AI and archive: a foucaltian approach

The aim of the essay is to investigate AI with an archaeological approach: so, we consider data as speech events and algorithms as discourses, which have own rules of formation of the objects. Then, with a genealogical approach, we consider the power effects of the sentences of AI on Selves and their bodies.

  1. Introduzione

 

Ask Delphi è la coscienza morale dell’AI o, meglio, lo è nelle intenzioni dei suoi progettisti. L’Università di Washington e l’Allen Institute for AI hanno elaborato un programma che è possibile interrogare per sciogliere i propri dubbi per precisi e spinosi dilemmi quotidiani;

Lo scopo dichiarato dei ricercatori […] è testare la capacità di un sistema, ancora in versione beta, di apprendere norme morali e assumere comportamenti eticamente fondati, in un momento in cui l’intelligenza artificiale si diffonde progressivamente nella società e connota sempre più le attività umane in diversi settori[1].

 

Come l’oracolo di Delfi, da cui prende il nome, gli utenti della rete si rivolgono al software per le questioni più diverse, solo che per addestrare l’applicazione è stato utilizzato come training set il Commonsense Norm Bank, il quale ha fatto ricorso alla piattaforma Amazon Mechanical Turk e al sito Reddit. Da ciò sono scaturite delle risposte paradossali, talvolta assurde, ma che rispecchiano pienamente l’ordine del discorso in cui è immerso il cittadino medio americano.

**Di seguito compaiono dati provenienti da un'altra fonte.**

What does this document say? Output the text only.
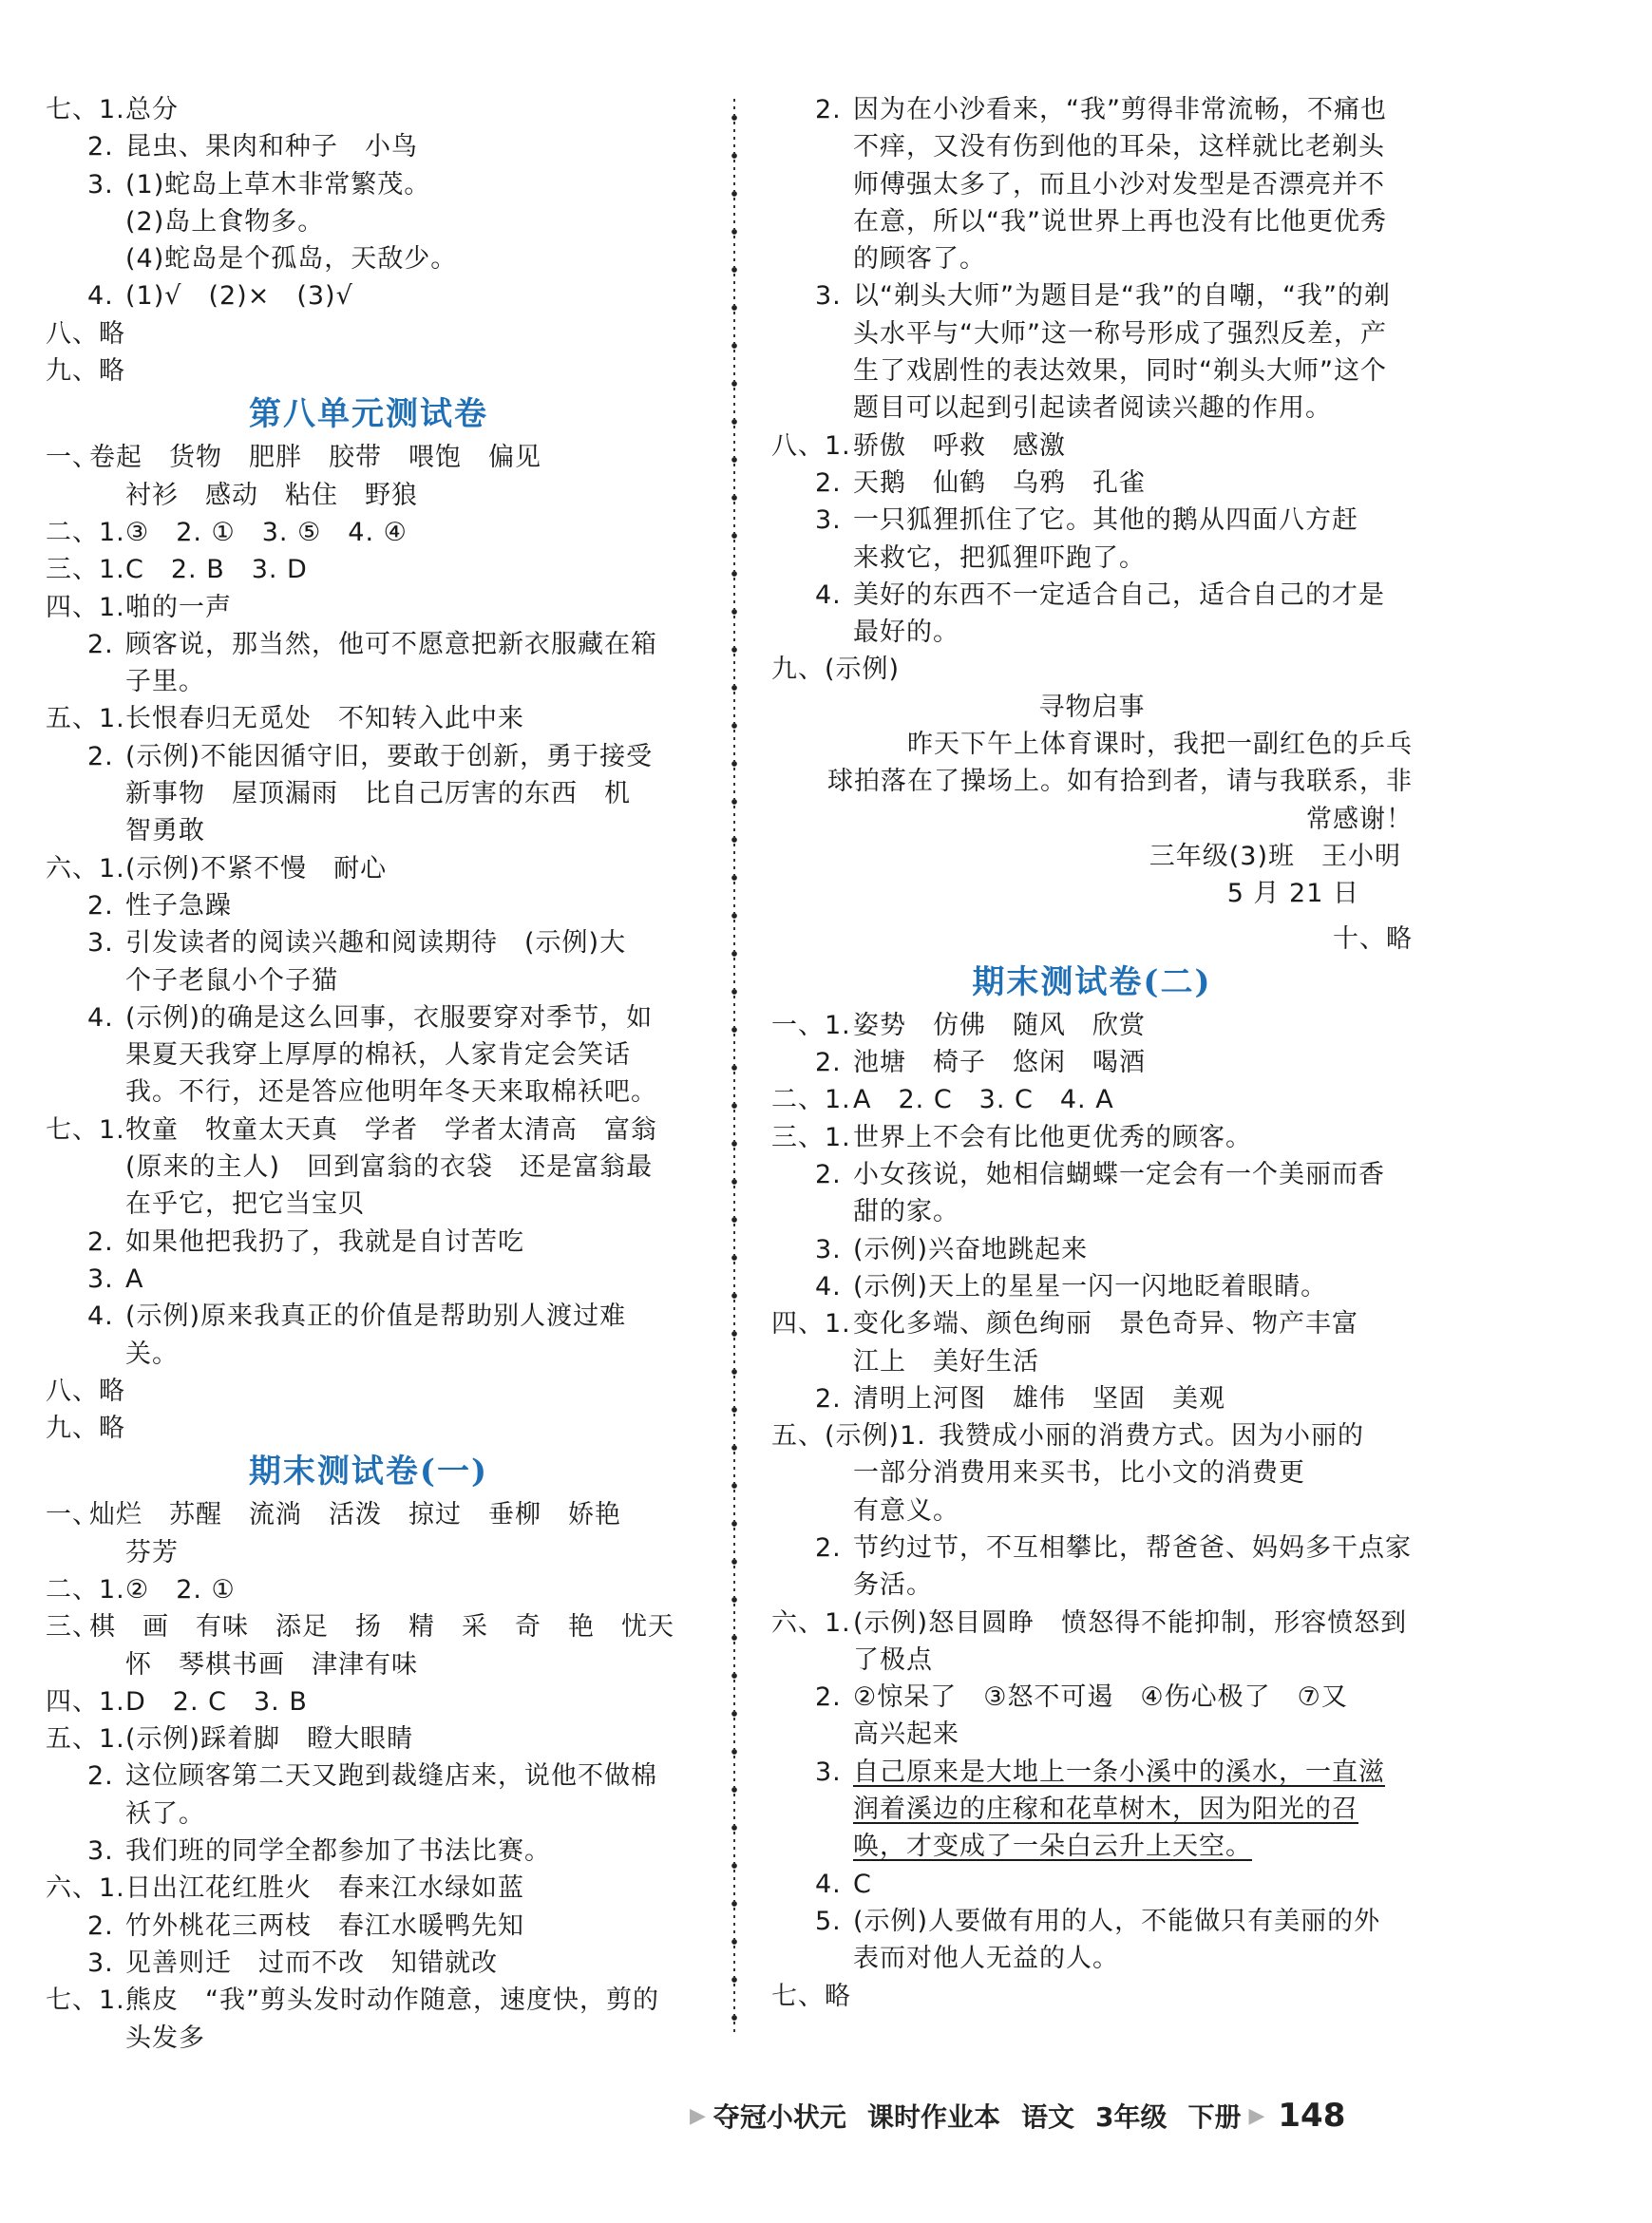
七、1. 总分
2. 昆虫、果肉和种子　小鸟
3. (1)蛇岛上草木非常繁茂。
(2)岛上食物多。
(4)蛇岛是个孤岛，天敌少。
4. (1)√　(2)×　(3)√
八、略
九、略
第八单元测试卷
一、
卷起　货物　肥胖　胶带　喂饱　偏见
衬衫　感动　粘住　野狼
二、1. ③　2. ①　3. ⑤　4. ④
三、1. C　2. B　3. D
四、1. 啪的一声
2. 顾客说，那当然，他可不愿意把新衣服藏在箱
子里。
五、1. 长恨春归无觅处　不知转入此中来
2. (示例)不能因循守旧，要敢于创新，勇于接受
新事物　屋顶漏雨　比自己厉害的东西　机
智勇敢
六、1. (示例)不紧不慢　耐心
2. 性子急躁
3. 引发读者的阅读兴趣和阅读期待　(示例)大
个子老鼠小个子猫
4. (示例)的确是这么回事，衣服要穿对季节，如
果夏天我穿上厚厚的棉袄，人家肯定会笑话
我。不行，还是答应他明年冬天来取棉袄吧。
七、1. 牧童　牧童太天真　学者　学者太清高　富翁
(原来的主人)　回到富翁的衣袋　还是富翁最
在乎它，把它当宝贝
2. 如果他把我扔了，我就是自讨苦吃
3. A
4. (示例)原来我真正的价值是帮助别人渡过难
关。
八、略
九、略
期末测试卷(一)
一、
灿烂　苏醒　流淌　活泼　掠过　垂柳　娇艳
芬芳
二、1. ②　2. ①
三、
棋　画　有味　添足　扬　精　采　奇　艳　忧天
怀　琴棋书画　津津有味
四、1. D　2. C　3. B
五、1. (示例)踩着脚　瞪大眼睛
2. 这位顾客第二天又跑到裁缝店来，说他不做棉
袄了。
3. 我们班的同学全都参加了书法比赛。
六、1. 日出江花红胜火　春来江水绿如蓝
2. 竹外桃花三两枝　春江水暖鸭先知
3. 见善则迁　过而不改　知错就改
七、1. 熊皮　“我”剪头发时动作随意，速度快，剪的
头发多
2. 因为在小沙看来，“我”剪得非常流畅，不痛也
不痒，又没有伤到他的耳朵，这样就比老剃头
师傅强太多了，而且小沙对发型是否漂亮并不
在意，所以“我”说世界上再也没有比他更优秀
的顾客了。
3. 以“剃头大师”为题目是“我”的自嘲，“我”的剃
头水平与“大师”这一称号形成了强烈反差，产
生了戏剧性的表达效果，同时“剃头大师”这个
题目可以起到引起读者阅读兴趣的作用。
八、1. 骄傲　呼救　感激
2. 天鹅　仙鹤　乌鸦　孔雀
3. 一只狐狸抓住了它。其他的鹅从四面八方赶
来救它，把狐狸吓跑了。
4. 美好的东西不一定适合自己，适合自己的才是
最好的。
九、(示例)
寻物启事
　昨天下午上体育课时，我把一副红色的乒乓
球拍落在了操场上。如有拾到者，请与我联系，非
常感谢！
三年级(3)班　王小明
5 月 21 日
十、略
期末测试卷(二)
一、1. 姿势　仿佛　随风　欣赏
2. 池塘　椅子　悠闲　喝酒
二、1. A　2. C　3. C　4. A
三、1. 世界上不会有比他更优秀的顾客。
2. 小女孩说，她相信蝴蝶一定会有一个美丽而香
甜的家。
3. (示例)兴奋地跳起来
4. (示例)天上的星星一闪一闪地眨着眼睛。
四、1. 变化多端、颜色绚丽　景色奇异、物产丰富
江上　美好生活
2. 清明上河图　雄伟　坚固　美观
五、(示例)1. 我赞成小丽的消费方式。因为小丽的
一部分消费用来买书，比小文的消费更
有意义。
2. 节约过节，不互相攀比，帮爸爸、妈妈多干点家
务活。
六、1. (示例)怒目圆睁　愤怒得不能抑制，形容愤怒到
了极点
2. ②惊呆了　③怒不可遏　④伤心极了　⑦又
高兴起来
3. 自己原来是大地上一条小溪中的溪水，一直滋
润着溪边的庄稼和花草树木，因为阳光的召
唤，才变成了一朵白云升上天空。
4. C
5. (示例)人要做有用的人，不能做只有美丽的外
表而对他人无益的人。
七、略
▶ 夺冠小状元 课时作业本 语文 3年级 下册 ▶ 148
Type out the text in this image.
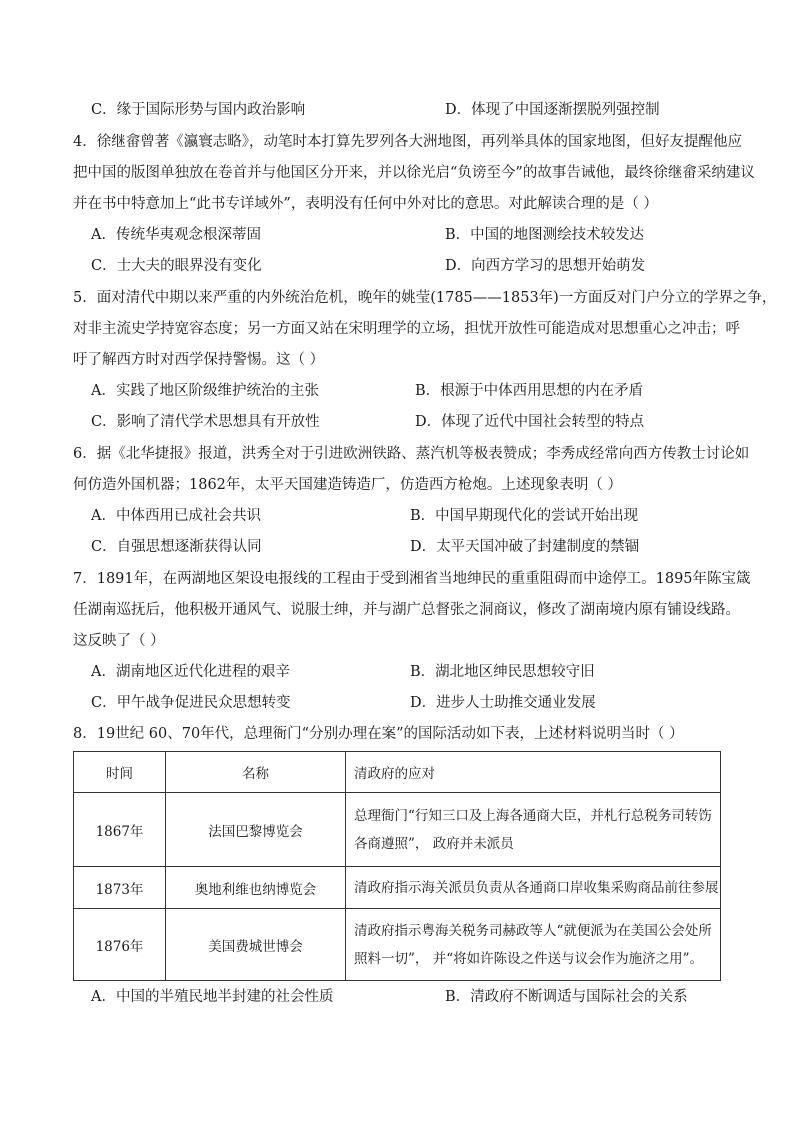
C．缘于国际形势与国内政治影响	D．体现了中国逐渐摆脱列强控制
4．徐继畲曾著《瀛寰志略》，动笔时本打算先罗列各大洲地图，再列举具体的国家地图，但好友提醒他应
把中国的版图单独放在卷首并与他国区分开来，并以徐光启“负谤至今”的故事告诫他，最终徐继畲采纳建议
并在书中特意加上“此书专详域外”，表明没有任何中外对比的意思。对此解读合理的是（ ）
A．传统华夷观念根深蒂固	B．中国的地图测绘技术较发达
C．士大夫的眼界没有变化	D．向西方学习的思想开始萌发
5．面对清代中期以来严重的内外统治危机，晚年的姚莹(1785——1853年)一方面反对门户分立的学界之争，
对非主流史学持宽容态度；另一方面又站在宋明理学的立场，担忧开放性可能造成对思想重心之冲击；呼
吁了解西方时对西学保持警惕。这（ ）
A．实践了地区阶级维护统治的主张	B．根源于中体西用思想的内在矛盾
C．影响了清代学术思想具有开放性	D．体现了近代中国社会转型的特点
6．据《北华捷报》报道，洪秀全对于引进欧洲铁路、蒸汽机等极表赞成；李秀成经常向西方传教士讨论如
何仿造外国机器；1862年，太平天国建造铸造厂，仿造西方枪炮。上述现象表明（ ）
A．中体西用已成社会共识	B．中国早期现代化的尝试开始出现
C．自强思想逐渐获得认同	D．太平天国冲破了封建制度的禁锢
7．1891年，在两湖地区架设电报线的工程由于受到湘省当地绅民的重重阻碍而中途停工。1895年陈宝箴
任湖南巡抚后，他积极开通风气、说服士绅，并与湖广总督张之洞商议，修改了湖南境内原有铺设线路。
这反映了（ ）
A．湖南地区近代化进程的艰辛	B．湖北地区绅民思想较守旧
C．甲午战争促进民众思想转变	D．进步人士助推交通业发展
8．19世纪 60、70年代，总理衙门“分别办理在案”的国际活动如下表，上述材料说明当时（ ）
时间	名称	清政府的应对
1867年	法国巴黎博览会	总理衙门“行知三口及上海各通商大臣，并札行总税务司转饬各商遵照”， 政府并未派员
1873年	奥地利维也纳博览会	清政府指示海关派员负责从各通商口岸收集采购商品前往参展
1876年	美国费城世博会	清政府指示粤海关税务司赫政等人“就便派为在美国公会处所照料一切”， 并“将如许陈设之件送与议会作为施济之用”。
A．中国的半殖民地半封建的社会性质	B．清政府不断调适与国际社会的关系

Il nome di intelligenza artificiale è dovuto a John Mc Carthy, che nel 1956 lo coniò per rendere la disciplina più accattivante e affascinante per i giornalisti, ma nella realtà per i ricercatori era conosciuta come simulazione computazionale, ciò a suggerire come il compito di questa tecnologia fosse quello di proporre delle simulazioni sulla base dei dati che aveva a disposizione. L’AI nasce quindi come disciplina delle macchine virtuali, che altro non sono che «schemi di attività (elaborazione di informazioni) che esistono a vari livelli»[2], e propone delle previsioni. Ciò comporta che il modo in cui l’informazione è elaborata dipende dal tipo di macchina virtuale coinvolta. Per essere più chiari i dati sono necessari e fondamentali, ma sono le regole di formazione, che correlano i dati, a fornirci una determinata e, talvolta, parziale visione della realtà.

Qualora volessimo usare una terminologia foucaultiana si potrebbe dire che i dati non sono altro che eventi dispersi, i Big Data sono immense raccolte di discontinuità discorsive e l’algoritmo è «il meccanismo delle regole che rendono possibile per un dato periodo la comparsa di oggetti»[3].

L’intento dell’articolo è duplice:

- da un lato, indagare il campo dell’AI con un approccio archeologico, per andare oltre l’unità del discorso dell’AI;

- dall’altro lato, tentare un’indagine genealogica per mostrare le implicazioni di potere degli enunciati proposti dall’intelligenza artificiale.

 

 

  1.  AI e formazione discorsive

Il termine AI è abbastanza fuorviante, giacché non esiste un’unica forma di intelligenza artificiale, infatti la strategia classica o simbolica (Good Old-Fascioned Artificial Intelligence), che applica una logica proposizionale, è differente dalle moderne reti neuronali (Artificial Neural Networks) a elaborazione parallela e probabilità logica. Le pratiche dell’AI sembrano essere un campo ottimale per un’analisi discorsiva di stampo archeologico, perché sono due le caratteristiche che tengono insieme la ricerca sull’AI:

- le informazioni o dati;

- il meccanismo di interpretazione dei dati.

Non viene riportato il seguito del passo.